Sebright likely began collecting books while in the service of the Duke of Parma, a much noted bibliophile who collected medieval and Renaissance-era books and manuscripts. Sebright's collection of nearly 400 books was donated by his brother to the Montréal's Presbyterian College in 1886. Most of the books were printed between the 15th and 18th centuries, and include Italian historiography and literature, incunabula, and illustrated folios. Sebright's collection also contains books on theology – including a rare copy of the Complutensian Polyglot Bible – literature, archaeology, antiquities, and numismatics.
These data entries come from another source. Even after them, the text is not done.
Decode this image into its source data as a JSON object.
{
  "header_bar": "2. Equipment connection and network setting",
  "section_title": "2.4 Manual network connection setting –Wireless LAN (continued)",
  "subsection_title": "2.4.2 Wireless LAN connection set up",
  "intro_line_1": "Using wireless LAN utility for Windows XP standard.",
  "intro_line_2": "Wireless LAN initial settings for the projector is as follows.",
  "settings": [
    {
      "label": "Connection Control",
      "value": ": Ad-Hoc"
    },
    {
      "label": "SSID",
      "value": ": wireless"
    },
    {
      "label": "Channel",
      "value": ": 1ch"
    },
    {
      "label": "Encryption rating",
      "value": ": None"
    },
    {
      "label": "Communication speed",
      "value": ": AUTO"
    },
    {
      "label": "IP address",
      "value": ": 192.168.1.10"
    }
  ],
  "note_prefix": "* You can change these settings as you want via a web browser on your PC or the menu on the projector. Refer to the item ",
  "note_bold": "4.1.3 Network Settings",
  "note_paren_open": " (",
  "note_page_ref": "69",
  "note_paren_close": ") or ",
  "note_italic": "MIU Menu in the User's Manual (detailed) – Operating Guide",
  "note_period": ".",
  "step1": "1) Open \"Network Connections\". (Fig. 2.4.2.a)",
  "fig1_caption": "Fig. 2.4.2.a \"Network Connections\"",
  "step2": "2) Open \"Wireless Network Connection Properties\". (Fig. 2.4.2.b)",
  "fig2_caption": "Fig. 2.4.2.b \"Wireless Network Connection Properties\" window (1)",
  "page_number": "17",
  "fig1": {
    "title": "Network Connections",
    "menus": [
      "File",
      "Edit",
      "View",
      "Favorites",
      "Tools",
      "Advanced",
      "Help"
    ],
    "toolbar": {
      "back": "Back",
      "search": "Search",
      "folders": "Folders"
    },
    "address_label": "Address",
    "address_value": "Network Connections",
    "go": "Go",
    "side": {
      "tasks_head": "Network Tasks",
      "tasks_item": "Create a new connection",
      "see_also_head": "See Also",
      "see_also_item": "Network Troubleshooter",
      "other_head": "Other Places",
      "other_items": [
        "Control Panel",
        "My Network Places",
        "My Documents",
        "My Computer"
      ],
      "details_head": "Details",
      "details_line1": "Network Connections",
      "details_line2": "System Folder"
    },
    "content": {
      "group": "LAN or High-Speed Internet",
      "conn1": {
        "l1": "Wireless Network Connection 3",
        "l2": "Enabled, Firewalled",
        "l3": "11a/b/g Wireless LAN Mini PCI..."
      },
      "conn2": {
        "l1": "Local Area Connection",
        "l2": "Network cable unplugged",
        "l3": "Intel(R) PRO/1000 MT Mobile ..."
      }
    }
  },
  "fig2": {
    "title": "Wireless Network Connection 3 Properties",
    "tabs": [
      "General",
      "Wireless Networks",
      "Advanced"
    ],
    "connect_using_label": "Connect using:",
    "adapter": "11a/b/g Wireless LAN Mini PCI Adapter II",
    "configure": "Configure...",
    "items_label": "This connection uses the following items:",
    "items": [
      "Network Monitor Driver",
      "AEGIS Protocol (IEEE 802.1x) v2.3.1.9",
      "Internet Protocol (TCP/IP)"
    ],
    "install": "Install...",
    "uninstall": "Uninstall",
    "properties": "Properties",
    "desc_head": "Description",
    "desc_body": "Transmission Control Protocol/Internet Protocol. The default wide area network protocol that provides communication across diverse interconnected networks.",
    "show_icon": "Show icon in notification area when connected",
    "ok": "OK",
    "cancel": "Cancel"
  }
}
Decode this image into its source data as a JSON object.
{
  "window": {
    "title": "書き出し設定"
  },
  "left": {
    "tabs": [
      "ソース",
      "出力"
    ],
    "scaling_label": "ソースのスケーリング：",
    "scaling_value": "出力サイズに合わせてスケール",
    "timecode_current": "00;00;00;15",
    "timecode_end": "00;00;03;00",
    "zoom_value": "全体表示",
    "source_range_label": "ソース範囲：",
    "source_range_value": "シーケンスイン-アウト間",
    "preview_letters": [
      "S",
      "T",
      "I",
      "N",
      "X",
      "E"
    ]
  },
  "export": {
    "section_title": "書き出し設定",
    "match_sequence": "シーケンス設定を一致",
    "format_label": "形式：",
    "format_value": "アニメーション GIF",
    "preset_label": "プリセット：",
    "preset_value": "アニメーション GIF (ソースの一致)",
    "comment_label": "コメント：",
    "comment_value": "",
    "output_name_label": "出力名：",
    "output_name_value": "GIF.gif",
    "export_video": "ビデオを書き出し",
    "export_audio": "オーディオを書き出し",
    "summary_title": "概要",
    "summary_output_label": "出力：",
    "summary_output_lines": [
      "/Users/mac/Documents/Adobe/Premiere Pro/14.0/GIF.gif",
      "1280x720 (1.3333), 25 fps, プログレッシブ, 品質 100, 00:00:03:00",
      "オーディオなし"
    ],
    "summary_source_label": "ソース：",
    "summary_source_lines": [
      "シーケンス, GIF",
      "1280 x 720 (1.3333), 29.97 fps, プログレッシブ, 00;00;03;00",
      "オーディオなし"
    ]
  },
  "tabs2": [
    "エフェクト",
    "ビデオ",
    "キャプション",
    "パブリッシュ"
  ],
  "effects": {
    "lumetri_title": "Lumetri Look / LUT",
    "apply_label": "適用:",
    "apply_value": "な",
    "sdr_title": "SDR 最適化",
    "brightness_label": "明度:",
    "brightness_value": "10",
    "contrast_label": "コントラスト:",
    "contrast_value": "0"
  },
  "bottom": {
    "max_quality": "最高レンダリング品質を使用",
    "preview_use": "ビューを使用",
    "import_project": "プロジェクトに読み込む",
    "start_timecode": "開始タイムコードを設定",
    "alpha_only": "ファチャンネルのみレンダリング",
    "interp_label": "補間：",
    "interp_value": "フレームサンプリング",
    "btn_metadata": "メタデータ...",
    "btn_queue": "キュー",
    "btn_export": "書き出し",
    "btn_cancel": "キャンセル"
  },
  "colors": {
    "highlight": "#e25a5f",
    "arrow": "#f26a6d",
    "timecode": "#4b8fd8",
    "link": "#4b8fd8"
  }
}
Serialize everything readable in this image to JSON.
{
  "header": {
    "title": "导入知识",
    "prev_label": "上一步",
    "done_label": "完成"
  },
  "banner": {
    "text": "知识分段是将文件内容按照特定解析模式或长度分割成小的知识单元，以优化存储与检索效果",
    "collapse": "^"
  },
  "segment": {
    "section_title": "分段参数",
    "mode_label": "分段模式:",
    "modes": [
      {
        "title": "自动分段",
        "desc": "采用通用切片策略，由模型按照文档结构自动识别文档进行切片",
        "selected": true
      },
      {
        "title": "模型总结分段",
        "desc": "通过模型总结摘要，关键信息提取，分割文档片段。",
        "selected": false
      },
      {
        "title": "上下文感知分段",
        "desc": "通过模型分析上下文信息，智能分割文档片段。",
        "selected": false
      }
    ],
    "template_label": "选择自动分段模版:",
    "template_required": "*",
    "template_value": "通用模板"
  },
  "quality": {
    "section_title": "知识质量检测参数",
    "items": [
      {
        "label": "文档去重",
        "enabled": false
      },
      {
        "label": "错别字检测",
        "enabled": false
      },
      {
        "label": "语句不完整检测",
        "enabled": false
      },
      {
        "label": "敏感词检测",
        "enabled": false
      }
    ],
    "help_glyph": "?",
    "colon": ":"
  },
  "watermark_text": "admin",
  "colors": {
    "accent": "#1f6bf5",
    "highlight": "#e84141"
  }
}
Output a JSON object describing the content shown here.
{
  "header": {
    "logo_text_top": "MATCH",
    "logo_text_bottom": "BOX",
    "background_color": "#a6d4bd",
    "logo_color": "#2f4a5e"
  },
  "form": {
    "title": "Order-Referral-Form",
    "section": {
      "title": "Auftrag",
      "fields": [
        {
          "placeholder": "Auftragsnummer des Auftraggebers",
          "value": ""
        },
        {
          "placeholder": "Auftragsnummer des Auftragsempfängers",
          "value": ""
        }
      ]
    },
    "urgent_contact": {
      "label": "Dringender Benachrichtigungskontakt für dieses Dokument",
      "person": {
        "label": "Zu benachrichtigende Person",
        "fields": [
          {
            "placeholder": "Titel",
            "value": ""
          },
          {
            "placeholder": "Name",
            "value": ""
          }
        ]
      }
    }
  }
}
His collection was acquired by Montréal's McGill University in 1987 and 2014. The collection is permanently housed at McGills's Rare Books and Special Collections. In 2015–16, the university displayed the books in an exhibition Sir Charles Sebright: The Book-Collecting Baron.

==Personal life==

Sebright was first married to Marie Foster, but was left a widower. On 24 November 1871, he married for a second time at the British Consulate in Naples to Scottish writer Georgina Muir Mackenzie. Georgina was the daughter of Sir John Muir Mackenzie, 2nd Baronet and sister to Baron Muir Mackenzie, and an activist for the rights of Christians in the Ottoman Empire. He met her at Santa Maura while she was touring the Balkans.

Sir Charles was widowed again when Lady Sebright died in 1874 in Corfu, aged only 39. He died there a decade later, aged 77.